I wanted to write a post about getting a job as a data scientist. But my god, there are so many already out there. There’s advice about portfolio building. There’s listicles filled with suggested skills. There are template answers to common interview questions. Reading all these got me thinking - what kind of candidates is this community creating?
From where I’m standing, it doesn’t look good.
Granted, I’ve never worked in a large data science team. Plus, I was kind of grandfathered in to data science, having worked in plain old data analysis and BI for a while. But it seems to me that those articles filled with skills and portfolio advice are building average candidates. This wouldn’t matter so much if data science was as commoditised as accounting. But it’s not.
The value that the first or second analytics hire can have on a business is crazy. It can (and should) be like turning on the lights. There are so many companies in the dark, and they’re all looking for exceptional, interesting, and confident analysts. If they’re not yet, they soon will be.
If you’re a business that’s looking to make an impactful hire, here’s my advice:
Education doesn’t matter. I’m sick of seeing job ads that say a PhD is necessary. Be honest with yourself - if you won’t need these people to do research (and in some cases even if you do), let the PhDs alone.
It may look good on your org-chart but it’s bad for humanity. It takes a lot of work to get a PhD. These people are (or at least were) driven by a passion for discovery, for working at the fringes. If you’re just going to have them write code and nudge your growth chart up and to the right, let science keep them. Please, science needs them.
Of course it’s their choice what they do with their careers. But a PhD data scientist’s salary looks very convincing to someone who has just spent 4 years on a stipend. Ask them if they’d take the job for half the money. If they say yes, pay them more than they asked for - they’re well worth keeping and your mission is obviously important.
You shouldn’t cut data science salaries. That would be silly. Don’t trick yourself though, the reason these people will work on upping your CTR is the same reason the last generation of STEM PhDs went to work on Wall St.
So how about MOOCs?
The best data scientists that I’ve seen have learnt their skills in online courses. This is totally true but has an important caveat. These people worked in a business, developed domain expertise, took machine learning and statistics courses, and combined those skills with their knowledge to have tremendous impact.
I haven’t seen a lot of people with a MOOC-only background come from outside a company to make big waves within it. I think that has less to do with the quality of the education and more to do with a lack of business-specific (or maybe business in general) experience.
So what should you do?
Well, let me ask you this. Have you ever hired an HR assistant who didn’t study for a BA in Human Resources? Have you ever hired a software developer that studied music or a accountant with an MSc in Geography? Have you ever hired a head of customer service who didn’t go to university at all but has buckets of life experience?
By hiring only those with computer science or statistics degrees we’re building a monoculture. Relying on qualifications is the default when you have no idea what the person will be doing. So learn. And then judge candidates by the same heuristics you would use for any other position.
The success of Kaggle is the failure of curiosity. Do you have any idea how many data problems I want to solve at any given moment? A lot.

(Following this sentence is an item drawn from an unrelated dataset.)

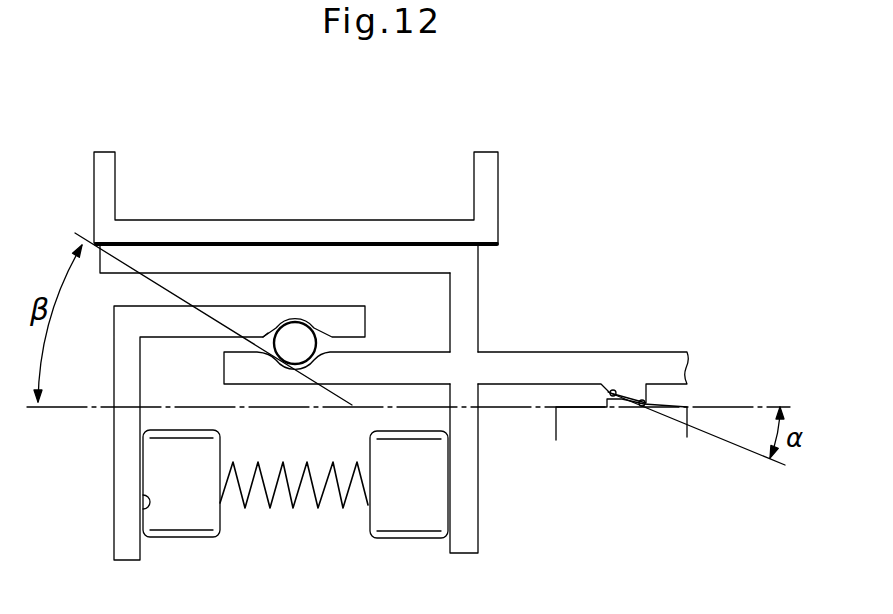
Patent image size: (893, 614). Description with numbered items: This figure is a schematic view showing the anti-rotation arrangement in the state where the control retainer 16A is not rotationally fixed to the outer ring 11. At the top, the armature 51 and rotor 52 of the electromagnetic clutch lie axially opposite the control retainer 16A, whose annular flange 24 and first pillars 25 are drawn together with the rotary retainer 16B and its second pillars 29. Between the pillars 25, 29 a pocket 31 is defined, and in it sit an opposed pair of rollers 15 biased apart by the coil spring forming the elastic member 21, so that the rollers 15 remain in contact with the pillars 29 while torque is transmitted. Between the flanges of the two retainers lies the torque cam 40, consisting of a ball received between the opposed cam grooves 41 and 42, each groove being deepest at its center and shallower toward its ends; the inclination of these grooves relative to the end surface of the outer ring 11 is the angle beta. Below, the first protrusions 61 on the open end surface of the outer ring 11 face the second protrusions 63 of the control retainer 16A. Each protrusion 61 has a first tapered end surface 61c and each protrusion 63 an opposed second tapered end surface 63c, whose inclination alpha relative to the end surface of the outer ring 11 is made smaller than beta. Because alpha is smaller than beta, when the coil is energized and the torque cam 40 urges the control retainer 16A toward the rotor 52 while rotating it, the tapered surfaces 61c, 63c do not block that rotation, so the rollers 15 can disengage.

The worlds of business, science, sport, social networks, news, finance, natural resources, politics, economics, and medicine are filled to the brim with open problems. Any data scientist who isn’t curious enough to fetch, clean, manage, and analyse data, and tell a story about a problem that they care about isn’t one that you should hire.
If you ask a candidate to describe a recent project and you can’t get them to stop talking for 15 minutes - hire them.
Cleaned datasets and predefined goals are anathema to the scientist. You should ask candidates how they found problems to solve. If the answer is Kaggle, and you like that answer, be prepared to always feed your new hire new problems to work on.
You might think that because I’m so obviously in support of the scientific endeavour that I’d advise you to look beyond charts and graphs and visualisations. Nope. How data scientists communicate their solution to a problem is one of the most (if not the most) important thing they’ll do in their job.
Look at the charts. Ask questions. If you don’t understand what you’re looking at by the end of the interview, don’t hire that person.
That leads us on to soft skills. A few years ago, people viewed PhDs entering industry with suspicion. They thought they’d be hard to manage, that they might be a flight risk. They protected themselves by paying them a lot of money, and by letting them mostly self-manage.
Now that’s the default.
Silicon Valley companies compete for the best in machine learning talent and in so doing breeds divas. Now everybody else is doing the same thing.
The gifted people are always the hardest to get along with, aren’t they?
That’s obviously not true.
Don’t hire someone you don’t like.
Why do you want to work here? It’s a question that hiring organisations ask all the time. But if you’re hiring for a first or second data scientist, the answer you’ll usually get is all about their opportunity to build a team or develop a new technique - the greenfield, blue-sky opportunity of using your healthy company as a host for their ambition. Like a virus.
If how a candidate sees your company is all about them and nothing about your mission, don’t hire them. They’ll leave when the greenfield turns brown.